According to the ACR workforce study published last year, 97% of all rheumatology practices say they accept new patients, but the mean wait time to get a non-urgent appointment is more than a month (37 days). The study found that 15.5% of rheumatology practices employ an NP and another 7.2% employ a PA, while 10% said they were actively seeking to hire an NP or PA. Another 25% of the practices reported a desire to hire a PA or NP within five years. The new NP and PA training program is a direct response to the Workforce Study’s urgent call for practice re-design as a way to preserve and improve the quality of the profession. Additionally, surveys from health professionals indicated a preference for online educational programs that would not involve costs associated with travel.
NPs and PAs in the Practice Setting
Practice redesign is nothing new to Paul Caldron, DO, head of the Arizona Arthritis and Rheumatology Associates in Paradise Valley, Ariz., and a member of the Workforce Study Advisory Group.

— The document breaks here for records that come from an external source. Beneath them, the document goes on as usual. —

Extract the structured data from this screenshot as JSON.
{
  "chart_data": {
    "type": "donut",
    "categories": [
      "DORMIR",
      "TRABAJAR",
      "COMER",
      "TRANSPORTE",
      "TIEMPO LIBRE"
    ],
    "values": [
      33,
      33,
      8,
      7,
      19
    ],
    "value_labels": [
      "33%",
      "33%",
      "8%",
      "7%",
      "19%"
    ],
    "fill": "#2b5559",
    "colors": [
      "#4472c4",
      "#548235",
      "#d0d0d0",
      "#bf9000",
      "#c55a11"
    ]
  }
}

Caldron has employed an NP for close to 20 years. His practice overall includes nine rheumatologists and nine NPs or PAs. “Our experience with this model is incredibly good,” says Dr. Caldron.

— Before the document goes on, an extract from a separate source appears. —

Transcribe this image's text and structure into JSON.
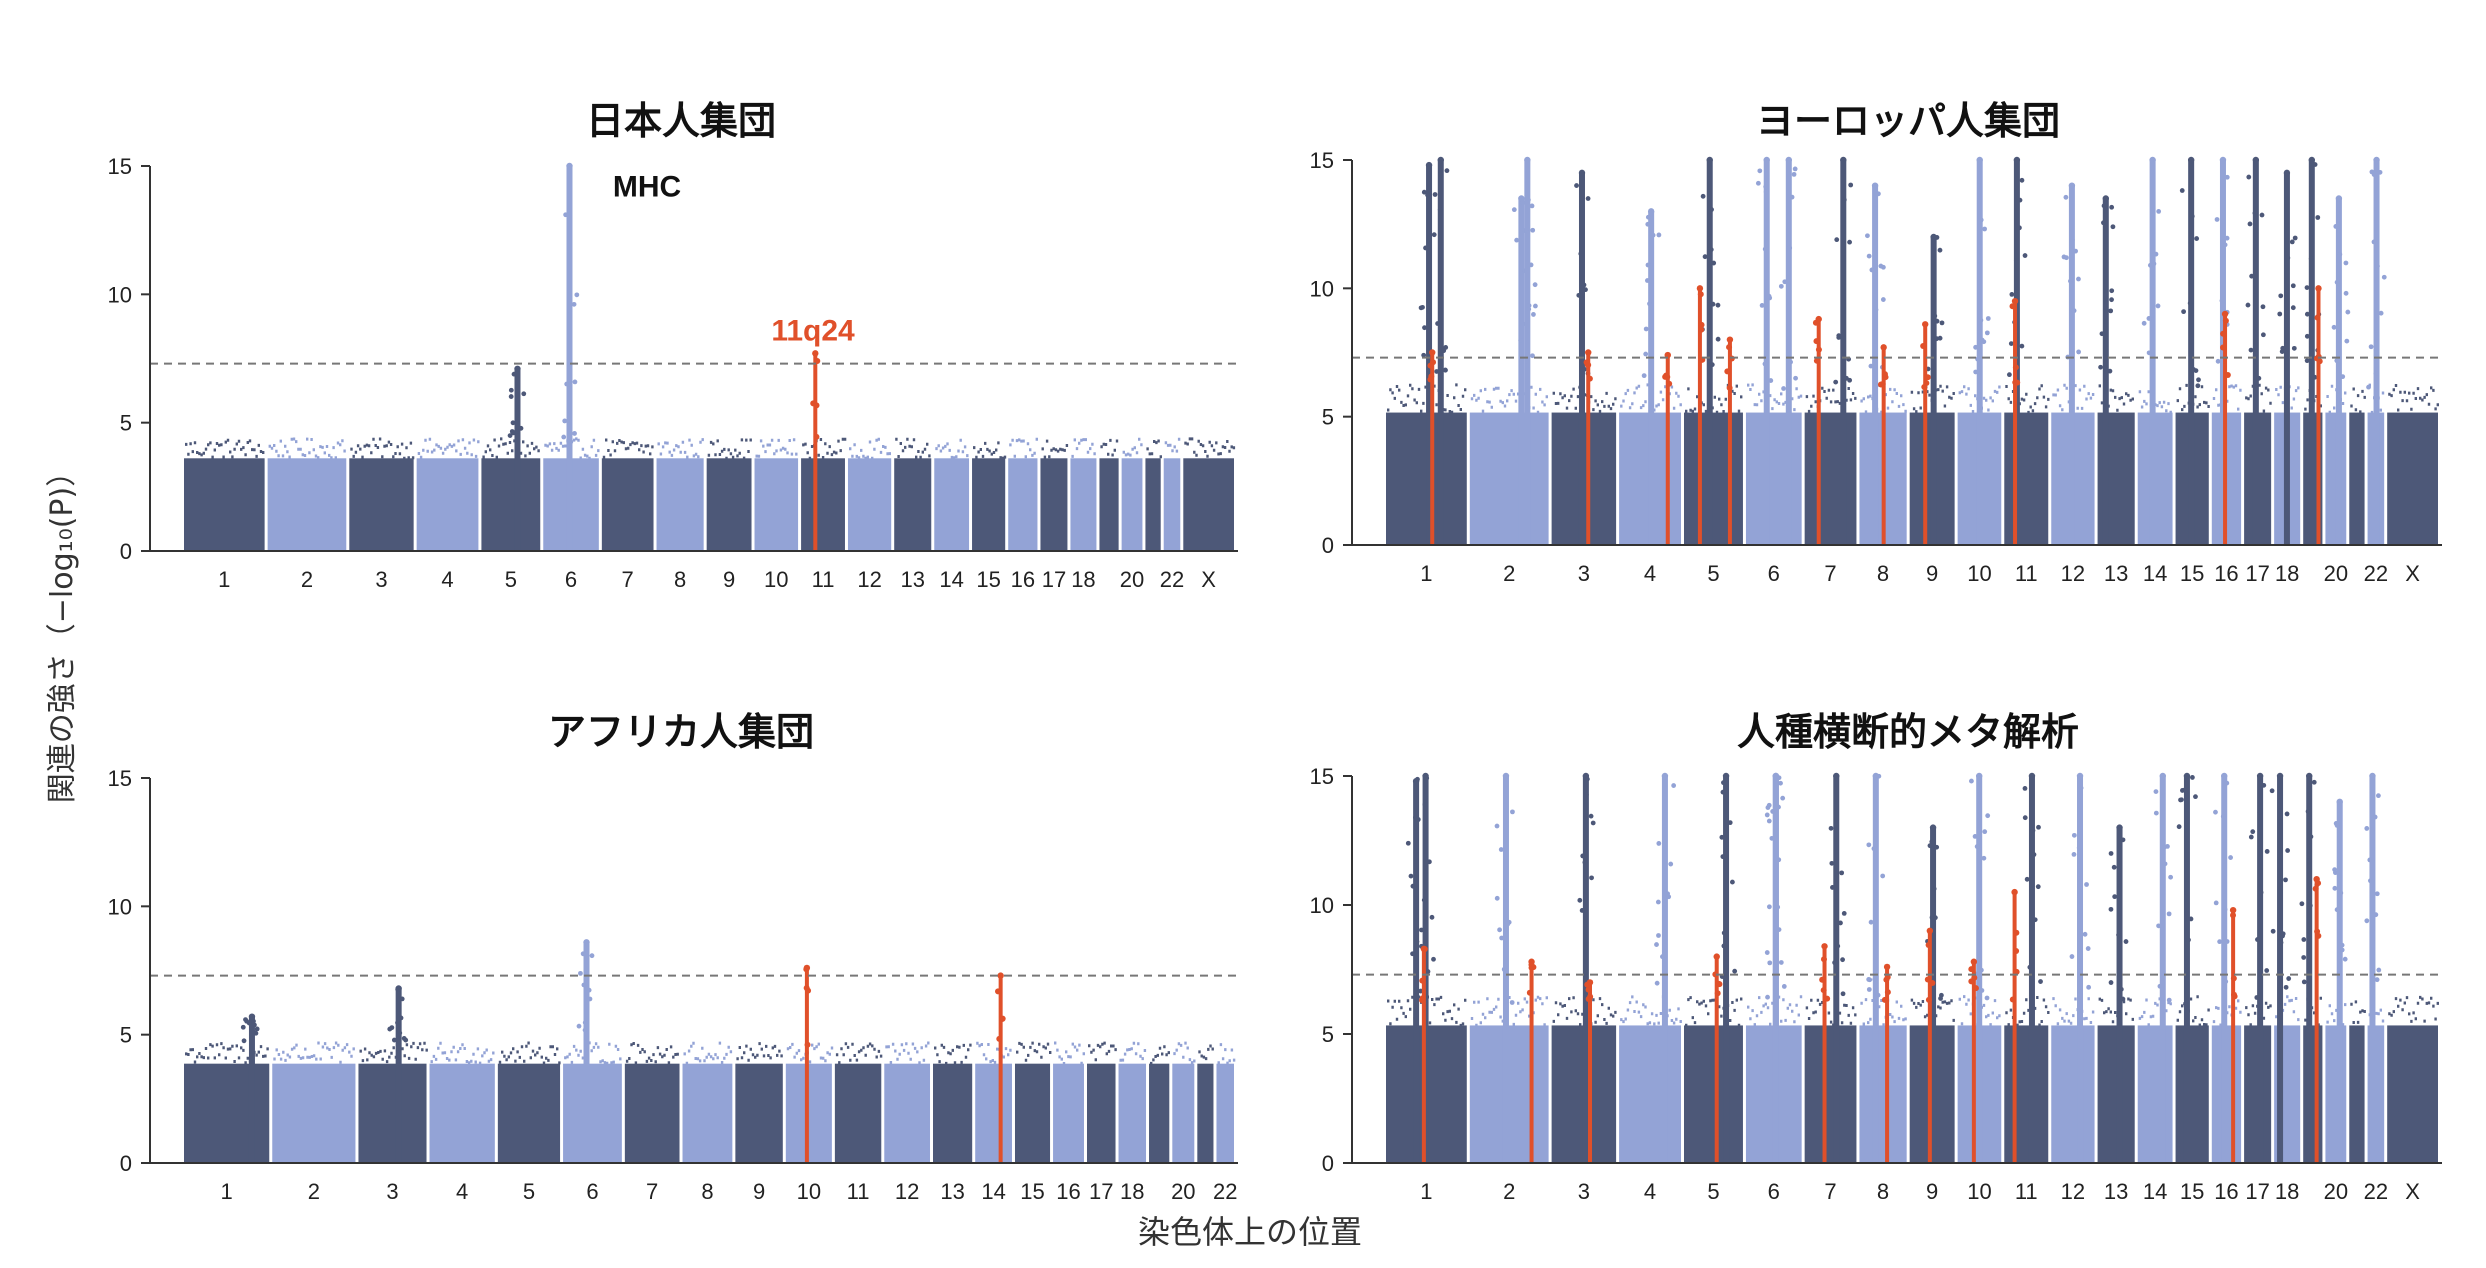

Although state laws differ on how NPs and PAs can practice, and individual rheumatologists may have different models, Dr. Caldron’s practice provides a window into how it can work. “We see six new patients a day on average,” he explains. The nurse practitioner or physician assistant sees the new patient, does a history and physical, and then presents that information to me before I see the patient. We discuss what needs to be done, the NP or PA takes notes and implements the plan of care while I go on to my next patient,” says Dr. Caldron. “I generally see the patient on the second visit, and once a stable course of treatment is set we alternate seeing the patient at each visit. If there is no change, there is no need for me to see the patient.” Dr. Caldron describes the addition of a NP or a PA to the practice as, “having a senior fellow that never goes away.”

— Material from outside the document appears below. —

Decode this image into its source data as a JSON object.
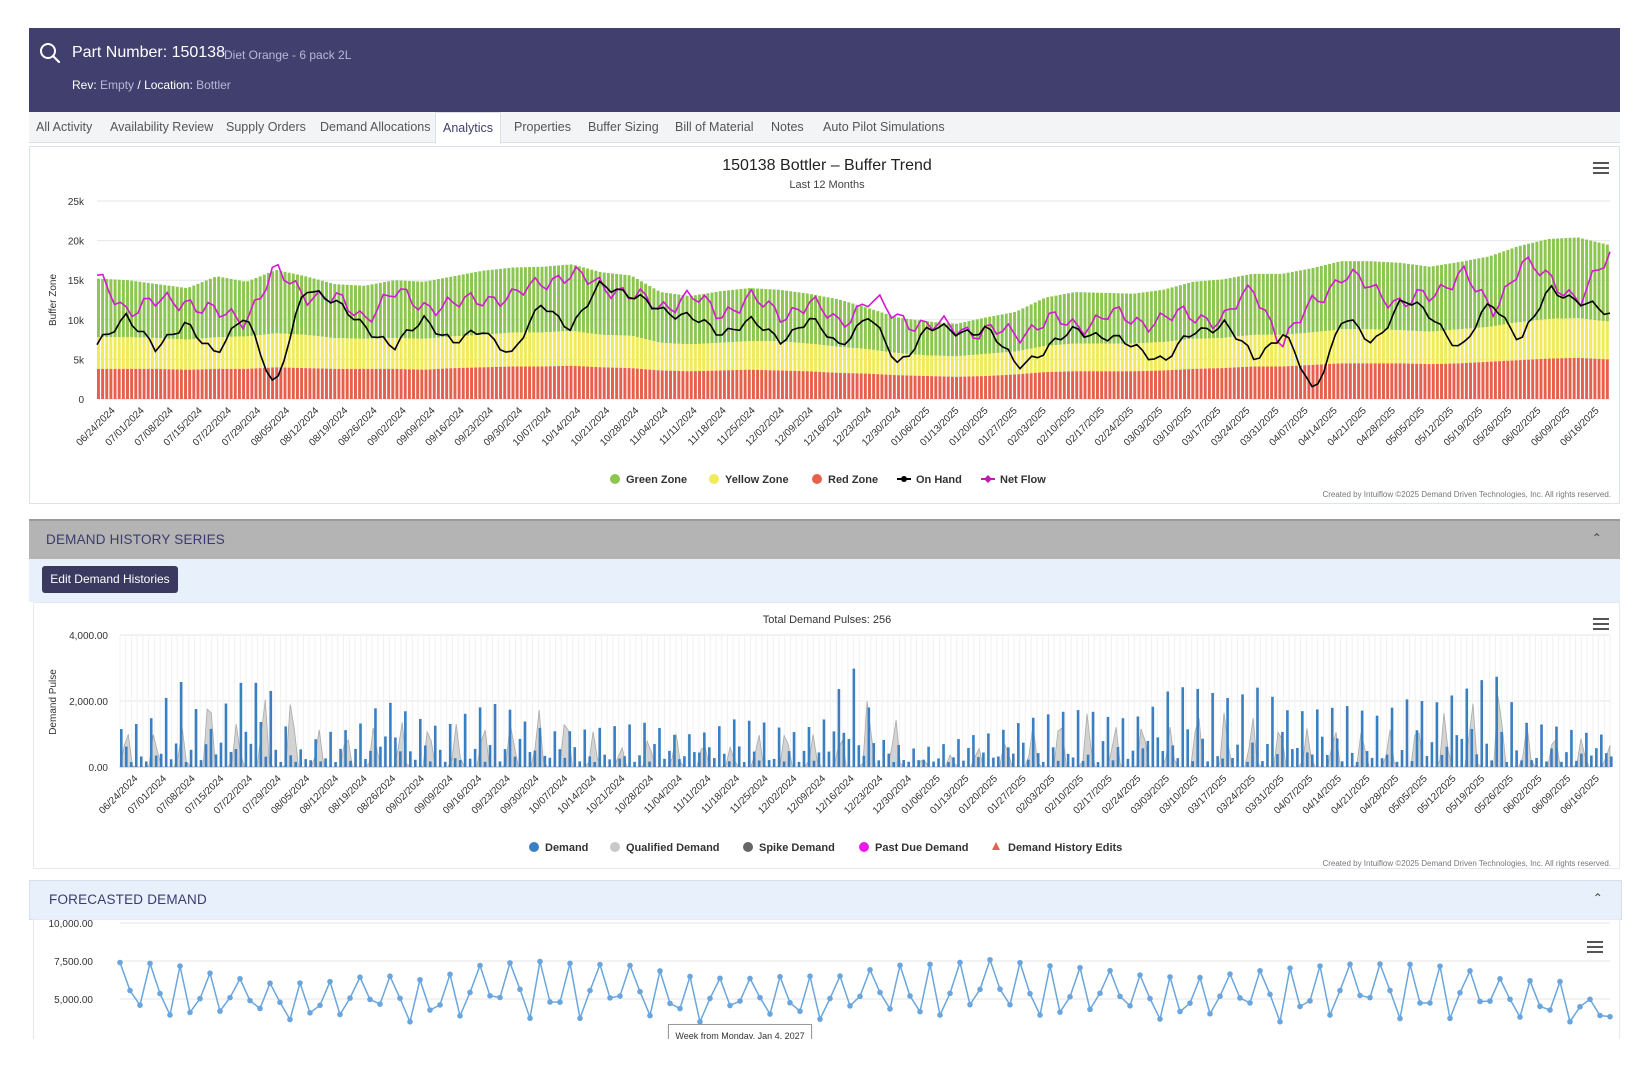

Some rheumatologists are reluctant to turn over even some care of their patients (particularly a new patient) to someone who is not a physician, says Rod Hooker, PhD, PA, head of rheumatology research at the Department of Veterans Affairs (VA) in Dallas, Texas. He hears these sentiments within the VA, the largest employer of NPs and PAs in the country. “We have only four PAs doing rheumatology in the entire VA system.” Hooker hopes to see penetration of these practitioners into rheumatology just as it is in other medical specialties. He encourages individual practices to determine the best role of the NP or PA in the rheumatology practice. “There is so much routine care that can be shifted to the NP or PA,” he says. “This allows the rheumatologist to spend more time with patients with more complex needs.” Dr. Hooker also served as a member of the ACR Workforce Study Advisory Group.